On le voit une fois et il vous squatterise la case mémoire
jusqu'à la fin de votre vie
10, 20, 30 ans plus
tard vous raconterez encore qu'un soir il y a longtemps, vous
avez chopé le blues, man, et qu'il venait de Norvège
Bjorn commence son set devant un public dubitatif : le disque
est sorti la semaine dernière en France, peu ont eu
le temps de s'approprier l'univers particulier de ce bluesman
au physique marquant, montagne parmis les rocs, tatoué
et musclé à l'ancienne, gravure vivante d'un
autre âge. (Anecdote amusante , jusqu'il y a peu à
Rennes on trouvait le disque
rayon hip hop, un vendeur
paresseux n'ayant que le courage de regarder la pochette s'est
rangé à l'évidence manifeste que ce garçon
sweet shearté et barraqué comme un footballeur
américain ne pouvait trouver ses racines que dans un
beat résolument box.)
Mais revenons à notre public dubitatif, donc.

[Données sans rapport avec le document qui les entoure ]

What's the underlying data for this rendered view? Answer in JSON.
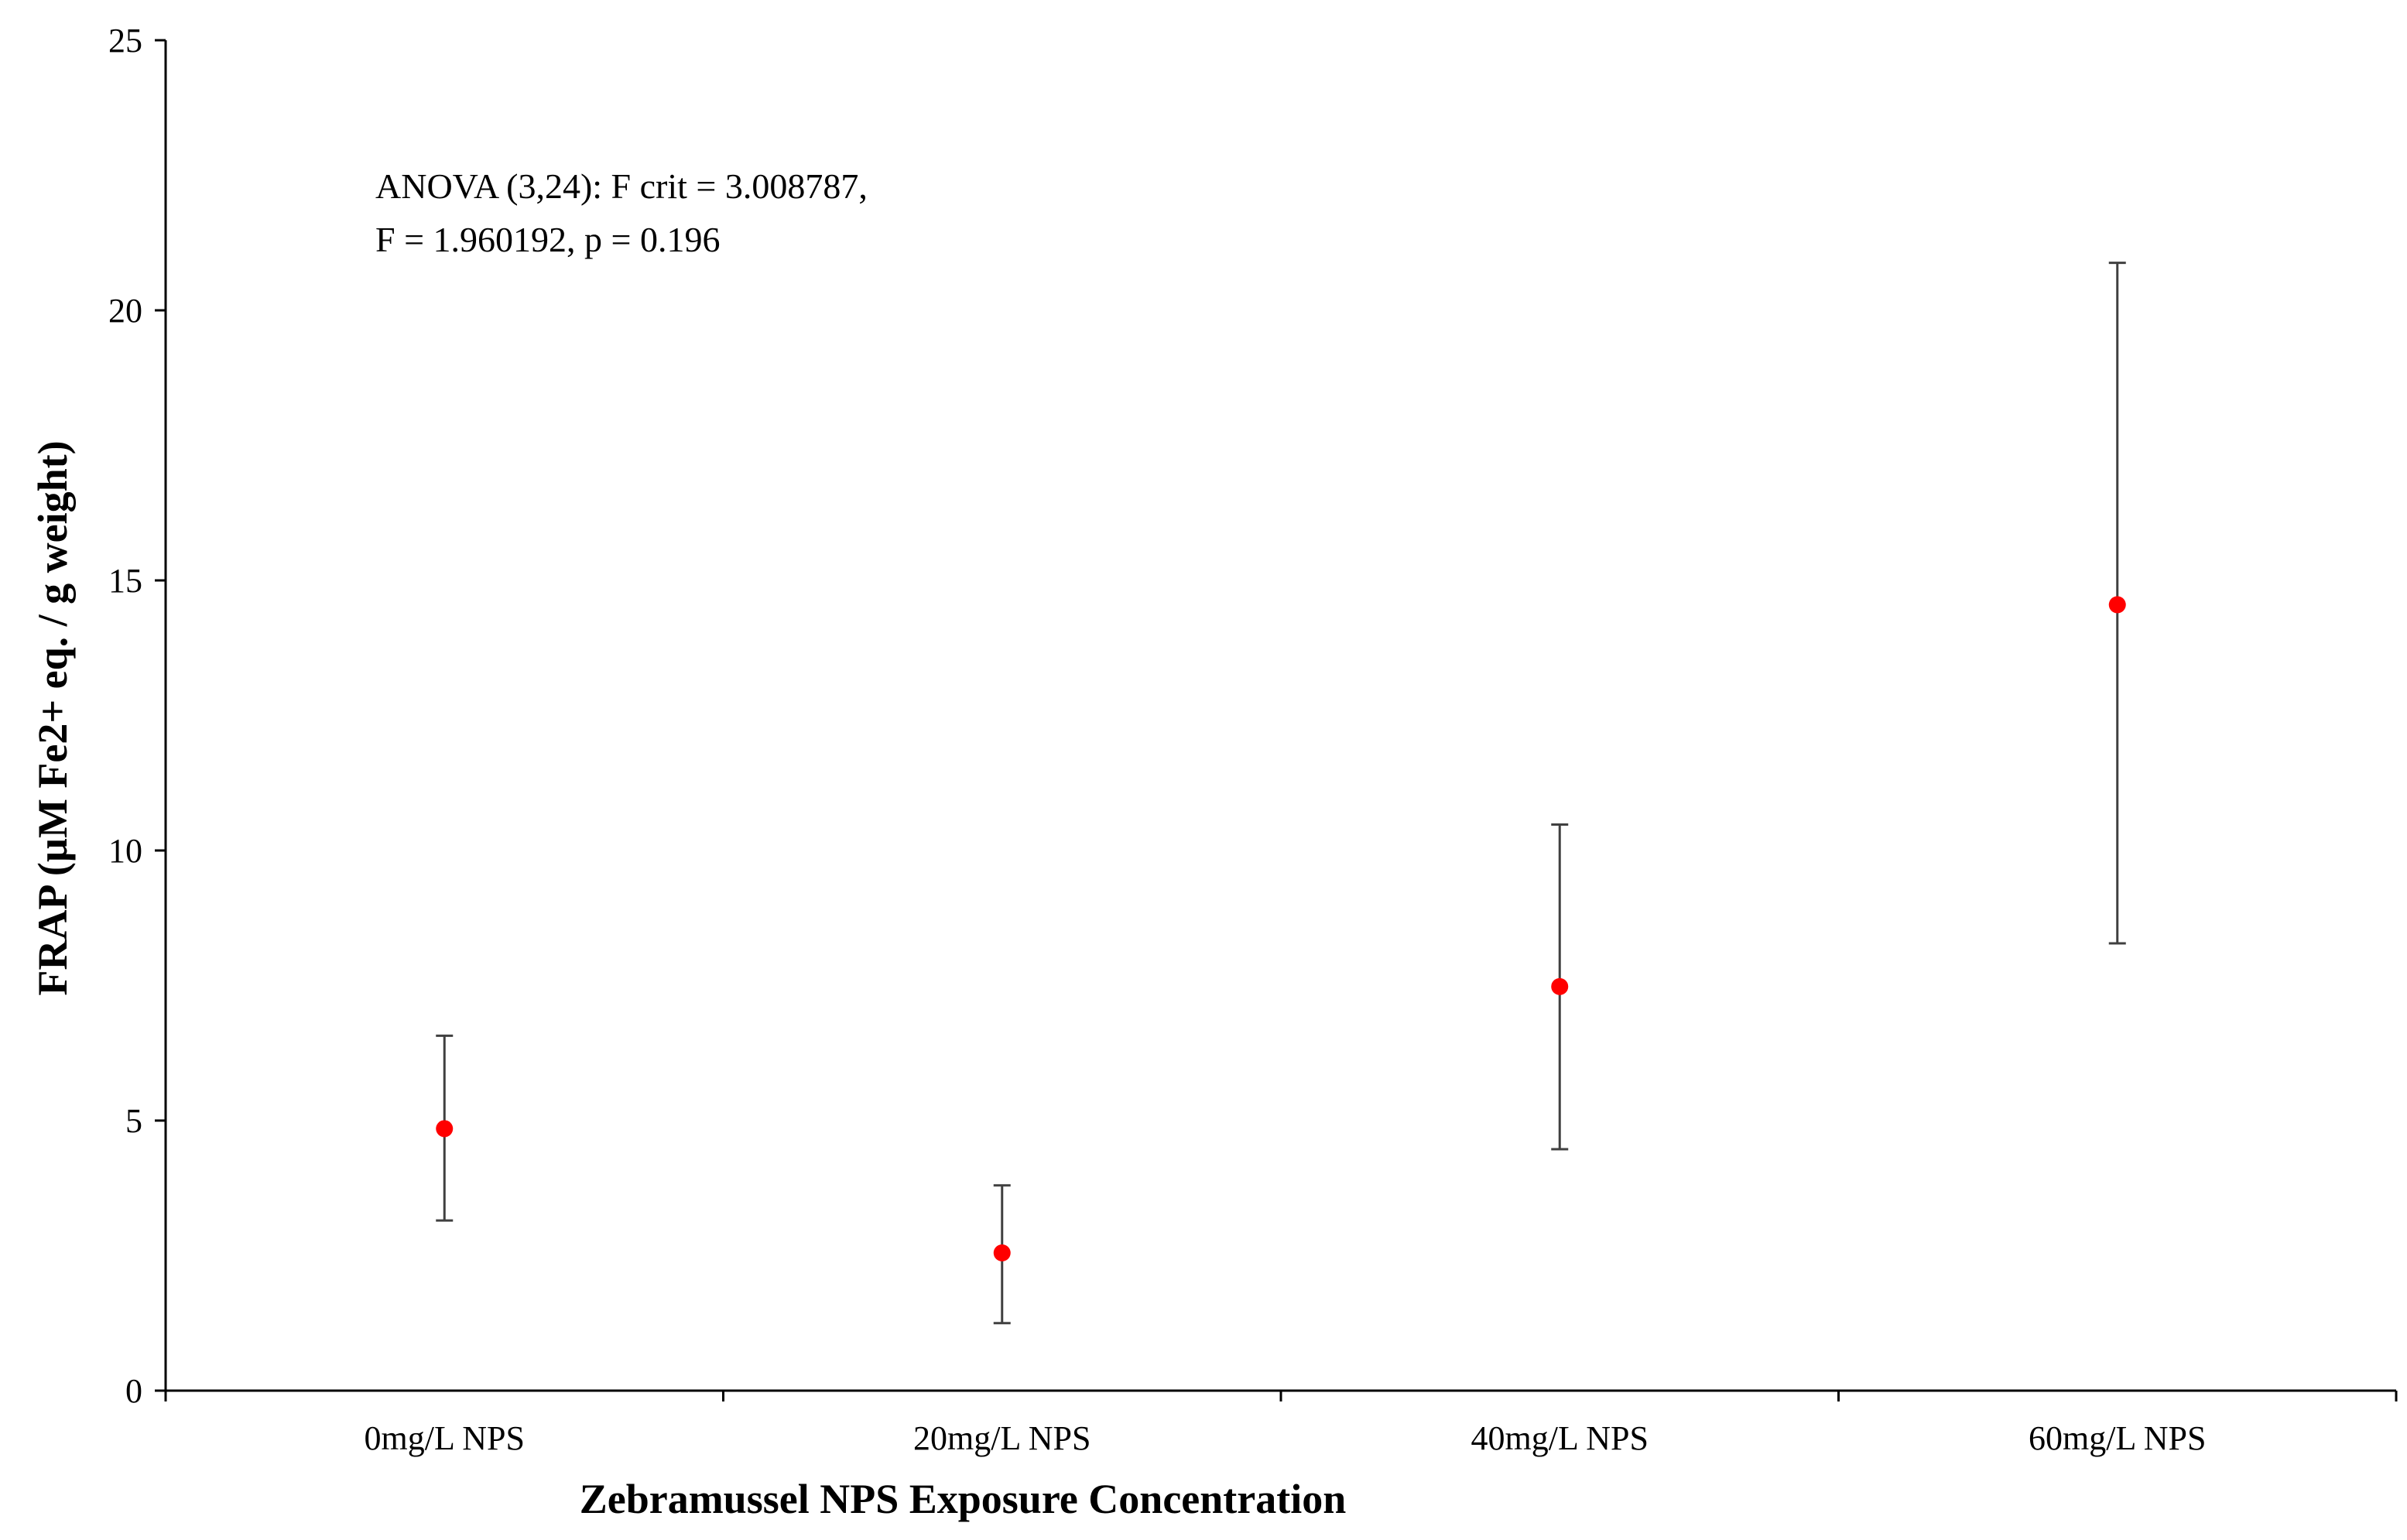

Bjorn
dégage physiquement une force impressionnante et on
l'imagine volontiers bourru. Mais avec Berge, foin d'évidence,
tant ce qu'il donne sur scène est éloigné
de ce qu'il dégage au premier abord. Il torture sa
guitare avec une aisance déconcertante, lui arrachant
des trémolos inédits, maniant les 6 cordes fastoche,
même pas mal, avec une rapidité et une justesse
proprement hallucinante. Très vite notre dubitatif
public s'échauffe, les yeux s'ouvrent grand, ce grand
type a beau être tout seul, il occupe tout l'espace,
il occupe toute la salle, et bientôt il occupe en entier
tous ses spectateurs . Sa sincérité et sa chaleur,
le plaisir évident qu'il prend à raconter ses
histoires enjôlent tout le monde et très vite
conquièrent définitivement les curs et
les oreilles. Une histoire simple d'un gars simple qui joue
comme si sa vie était derrière lui, balançant
ses remords, ses regrets, ses peines mais aussi ses amours,
ses joies, ses instants de bonheur. Nous, du bonheur, on en
a pris pour un paquet de temps. A côté de moi
dans la foule un monsieur d'un certain âge râle
: " putain, qu'est ce qu'il est bon ce mec
"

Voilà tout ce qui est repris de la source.